While they were in the hallway, a returnee from another room stopped for around 15 minutes while sitting closer than 2m. They were wearing a mask.
About 9.45pm another returnee left their room and entered another room, understood to be occupied by their cousin, and stayed for about 20 minutes. Neither were wearing masks.
The third incident, about 10pm, involved seven returnees sitting in a hallway, talking within close proximity of each other without masks for over 15 minutes.

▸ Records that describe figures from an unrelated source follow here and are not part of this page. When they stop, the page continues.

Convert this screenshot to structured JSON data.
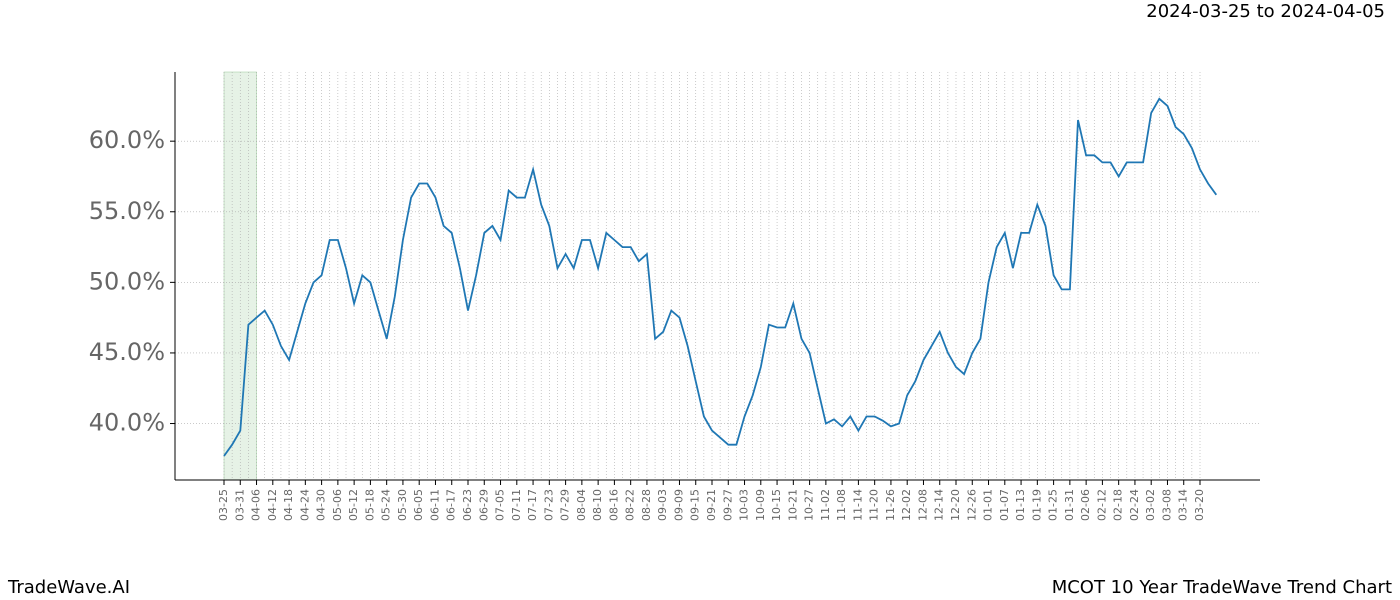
{
  "chart_data": {
    "type": "line",
    "subtitle": "2024-03-25 to 2024-04-05",
    "footer_left": "TradeWave.AI",
    "footer_right": "MCOT 10 Year TradeWave Trend Chart",
    "categories": [
      "03-25",
      null,
      "03-31",
      null,
      "04-06",
      null,
      "04-12",
      null,
      "04-18",
      null,
      "04-24",
      null,
      "04-30",
      null,
      "05-06",
      null,
      "05-12",
      null,
      "05-18",
      null,
      "05-24",
      null,
      "05-30",
      null,
      "06-05",
      null,
      "06-11",
      null,
      "06-17",
      null,
      "06-23",
      null,
      "06-29",
      null,
      "07-05",
      null,
      "07-11",
      null,
      "07-17",
      null,
      "07-23",
      null,
      "07-29",
      null,
      "08-04",
      null,
      "08-10",
      null,
      "08-16",
      null,
      "08-22",
      null,
      "08-28",
      null,
      "09-03",
      null,
      "09-09",
      null,
      "09-15",
      null,
      "09-21",
      null,
      "09-27",
      null,
      "10-03",
      null,
      "10-09",
      null,
      "10-15",
      null,
      "10-21",
      null,
      "10-27",
      null,
      "11-02",
      null,
      "11-08",
      null,
      "11-14",
      null,
      "11-20",
      null,
      "11-26",
      null,
      "12-02",
      null,
      "12-08",
      null,
      "12-14",
      null,
      "12-20",
      null,
      "12-26",
      null,
      "01-01",
      null,
      "01-07",
      null,
      "01-13",
      null,
      "01-19",
      null,
      "01-25",
      null,
      "01-31",
      null,
      "02-06",
      null,
      "02-12",
      null,
      "02-18",
      null,
      "02-24",
      null,
      "03-02",
      null,
      "03-08",
      null,
      "03-14",
      null,
      "03-20",
      null,
      null
    ],
    "values": [
      37.7,
      38.5,
      39.5,
      47,
      47.5,
      48,
      47,
      45.5,
      44.5,
      46.5,
      48.5,
      50,
      50.5,
      53,
      53,
      51,
      48.5,
      50.5,
      50,
      48,
      46,
      49,
      53,
      56,
      57,
      57,
      56,
      54,
      53.5,
      51,
      48,
      50.5,
      53.5,
      54,
      53,
      56.5,
      56,
      56,
      58,
      55.5,
      54,
      51,
      52,
      51,
      53,
      53,
      51,
      53.5,
      53,
      52.5,
      52.5,
      51.5,
      52,
      46,
      46.5,
      48,
      47.5,
      45.5,
      43,
      40.5,
      39.5,
      39,
      38.5,
      38.5,
      40.5,
      42,
      44,
      47,
      46.8,
      46.8,
      48.5,
      46,
      45,
      42.5,
      40,
      40.3,
      39.8,
      40.5,
      39.5,
      40.5,
      40.5,
      40.2,
      39.8,
      40,
      42,
      43,
      44.5,
      45.5,
      46.5,
      45,
      44,
      43.5,
      45,
      46,
      50,
      52.5,
      53.5,
      51,
      53.5,
      53.5,
      55.5,
      54,
      50.5,
      49.5,
      49.5,
      61.5,
      59,
      59,
      58.5,
      58.5,
      57.5,
      58.5,
      58.5,
      58.5,
      62,
      63,
      62.5,
      61,
      60.5,
      59.5,
      58,
      57,
      56.2
    ],
    "color": "#1f77b4",
    "highlight": {
      "from": 0,
      "to": 4,
      "color": "#e6f2e6"
    },
    "ylim": [
      36,
      64.9
    ],
    "yticks": [
      {
        "value": 40,
        "label": "40.0%"
      },
      {
        "value": 45,
        "label": "45.0%"
      },
      {
        "value": 50,
        "label": "50.0%"
      },
      {
        "value": 55,
        "label": "55.0%"
      },
      {
        "value": 60,
        "label": "60.0%"
      }
    ],
    "grid": true
  }
}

One of the seven had been involved in an earlier breach.
They were warned to return to their rooms immediately and not enter the hallway without masks at any time, but were seen in the corridor again.
The four were given a police warning.
All have had a 48 hour post-breach swab on Wednesday and and will remain isolated until they receive a negative result.
"The actions of all involved are disappointing", the statement from King said.
"Bubble breaches do happen from time to time inside MIQ. In the context of 145,000 people having been through MIQ so far, the numbers are relatively low though."
The statement said a Samoan speaker was on site on Wednesday talk through the rules and check they were understood.
"We have told the individual returnees how they can call other rooms to communicate if they wish."
Information is translated into 20 languages and translators can be made available if needed, the statement said. "A number of MIQ staff speak other languages - as was the case in this situation."
* This story has been updated after MIQ corrected their figures on the number of people involved in the breaches.